Emilie Lieberherr (* 14. Oktober 1924 in Erstfeld; † 3. Januar 2011 in Zollikerberg[1]; heimatberechtigt in Zürich und Nesslau) war eine Schweizer Politikerin.

Leben

Die Tochter eines Maschinenschlossers aus dem Toggenburg und einer Italienerin wuchs in Erstfeld auf, wo ihr Vater als SBB-Angestellter arbeitete. Sie besuchte das katholische Internat Theresianum Ingenbohl und absolvierte das Handelsdiplom. Anschliessend arbeitete sie drei Jahre lang als Sekretärin bei der Schweizerischen Bankgesellschaft in Zürich. 1947 absolvierte sie die Handelsmatura und arbeitete danach vier Jahre lang als Personaltrainerin bei der Oscar Weber AG in Bern. Von 1952 bis 1956 studierte sie als Werkstudentin Nationalökonomie an der Universität Bern und schloss mit dem Lizenziat ab. Nach dem Studium fuhr sie per Schiff in die Vereinigten Staaten, wo sie während zweieinhalb Jahren verschiedene Anstellungen innehatte, u. a. bei der Familie Fonda in New York als Kindermädchen für Peter und Jane Fonda.

Von 1960 bis 1970 arbeitete Lieberherr als Berufsschullehrerin für das Verkaufspersonal in Zürich. 1965 promovierte sie an der Universität Bern. 1961 war sie Mitbegründerin des Konsumentinnenforums Schweiz, das sie von 1965 bis 1978 präsidierte. 1969 war sie Mitinitiantin der Zeitschrift prüf mit, deren Chefredaktion sie anfangs auch innehatte.

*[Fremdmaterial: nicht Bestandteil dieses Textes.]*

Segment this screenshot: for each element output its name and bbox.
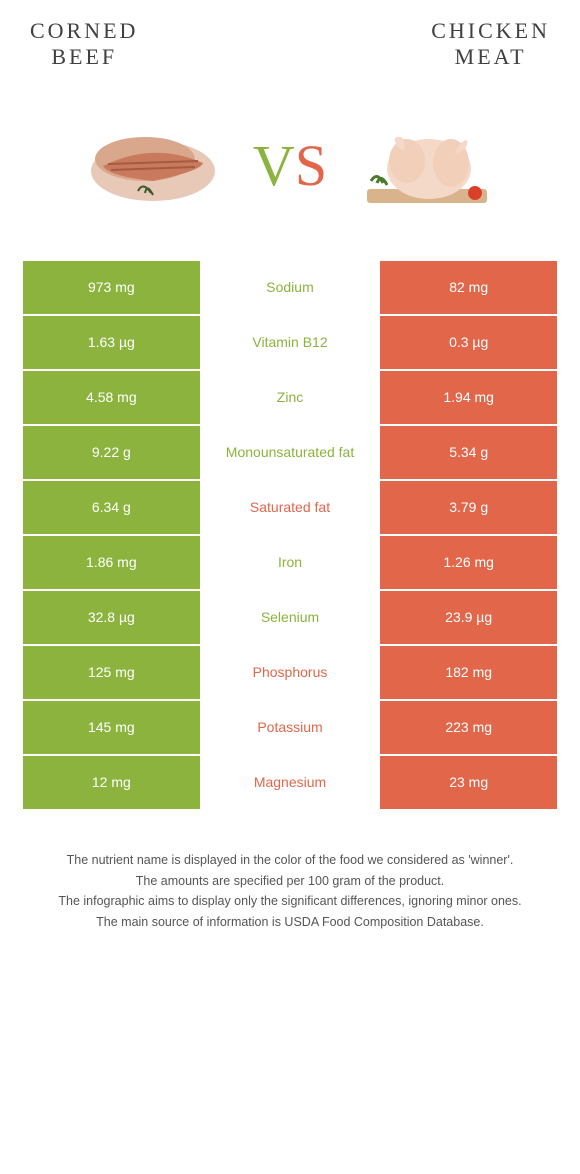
nutrient-label: Sodium xyxy=(202,261,379,316)
left-value: 32.8 µg xyxy=(23,591,202,646)
right-value: 182 mg xyxy=(378,646,557,701)
left-value: 125 mg xyxy=(23,646,202,701)
vs-label: VS xyxy=(253,132,327,199)
right-value: 23.9 µg xyxy=(378,591,557,646)
right-value: 82 mg xyxy=(378,261,557,316)
right-value: 23 mg xyxy=(378,756,557,811)
left-value: 12 mg xyxy=(23,756,202,811)
vs-s: S xyxy=(295,133,327,198)
nutrient-label: Phosphorus xyxy=(202,646,379,701)
left-value: 6.34 g xyxy=(23,481,202,536)
right-value: 5.34 g xyxy=(378,426,557,481)
footer-line-4: The main source of information is USDA F… xyxy=(20,913,560,932)
left-food-image xyxy=(73,111,233,221)
footer-line-2: The amounts are specified per 100 gram o… xyxy=(20,872,560,891)
nutrient-row: 1.86 mgIron1.26 mg xyxy=(23,536,557,591)
nutrient-label: Magnesium xyxy=(202,756,379,811)
nutrient-row: 1.63 µgVitamin B120.3 µg xyxy=(23,316,557,371)
footer-line-3: The infographic aims to display only the… xyxy=(20,892,560,911)
nutrient-label: Zinc xyxy=(202,371,379,426)
nutrient-label: Iron xyxy=(202,536,379,591)
header: CORNED BEEF CHICKEN MEAT xyxy=(0,0,580,81)
right-value: 1.26 mg xyxy=(378,536,557,591)
left-value: 4.58 mg xyxy=(23,371,202,426)
nutrient-row: 973 mgSodium82 mg xyxy=(23,261,557,316)
right-food-title: CHICKEN MEAT xyxy=(431,18,550,71)
nutrient-row: 32.8 µgSelenium23.9 µg xyxy=(23,591,557,646)
right-value: 0.3 µg xyxy=(378,316,557,371)
nutrient-row: 4.58 mgZinc1.94 mg xyxy=(23,371,557,426)
left-value: 9.22 g xyxy=(23,426,202,481)
nutrient-row: 6.34 gSaturated fat3.79 g xyxy=(23,481,557,536)
right-value: 3.79 g xyxy=(378,481,557,536)
nutrient-label: Vitamin B12 xyxy=(202,316,379,371)
left-value: 1.63 µg xyxy=(23,316,202,371)
nutrient-row: 125 mgPhosphorus182 mg xyxy=(23,646,557,701)
right-food-image xyxy=(347,111,507,221)
right-value: 1.94 mg xyxy=(378,371,557,426)
nutrient-label: Saturated fat xyxy=(202,481,379,536)
nutrient-label: Selenium xyxy=(202,591,379,646)
vs-row: VS xyxy=(0,81,580,261)
left-value: 973 mg xyxy=(23,261,202,316)
left-value: 1.86 mg xyxy=(23,536,202,591)
nutrient-row: 12 mgMagnesium23 mg xyxy=(23,756,557,811)
vs-v: V xyxy=(253,133,295,198)
footer-line-1: The nutrient name is displayed in the co… xyxy=(20,851,560,870)
left-value: 145 mg xyxy=(23,701,202,756)
nutrient-label: Potassium xyxy=(202,701,379,756)
nutrient-label: Monounsaturated fat xyxy=(202,426,379,481)
footer-notes: The nutrient name is displayed in the co… xyxy=(0,811,580,964)
nutrient-row: 145 mgPotassium223 mg xyxy=(23,701,557,756)
nutrient-row: 9.22 gMonounsaturated fat5.34 g xyxy=(23,426,557,481)
right-value: 223 mg xyxy=(378,701,557,756)
left-food-title: CORNED BEEF xyxy=(30,18,138,71)
nutrient-table: 973 mgSodium82 mg1.63 µgVitamin B120.3 µ… xyxy=(23,261,557,811)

Gegen Ende der 1960er Jahre fiel Lieberherr erstmals politisch auf, als sie zu einer der führenden Persönlichkeiten im Kampf um das Frauenstimmrecht in der Schweiz wurde. 1969 war sie Präsidentin des Aktionskomitees für den Marsch nach Bern. Sie trat der SP bei und war von 1970 bis zu ihrem Rücktritt 1994 als erste Frau Stadträtin der Stadt Zürich und Vorsteherin des Zürcher Sozialamts. Lieberherr war Initiantin der Heroinabgabe an Schwerstsüchtige und mitbeteiligt am Aufbau des Vier-Säulen-Modells der schweizerischen Drogenpolitik. Unter ihrer Leitung wurde in Zürich die Alimentenbevorschussung eingeführt, sie liess 22 Altersheime bauen, gründete die Stiftung Wohnfürsorge für Betagte, richtete Jugendtreffpunkte in den Quartieren ein und initiierte Einsatzprogramme für arbeitslose Jugendliche. Lieberherrs Nachfolgerin im Stadtrat wurde Monika Stocker (Grüne).

Neben ihrem Amt in der Stadtregierung vertrat sie von 1978 bis 1983 als Ständerätin den Kanton Zürich in der Bundesversammlung. Von 1976 bis 1980 war Lieberherr die erste Präsidentin der Eidgenössischen Kommission für Frauenfragen.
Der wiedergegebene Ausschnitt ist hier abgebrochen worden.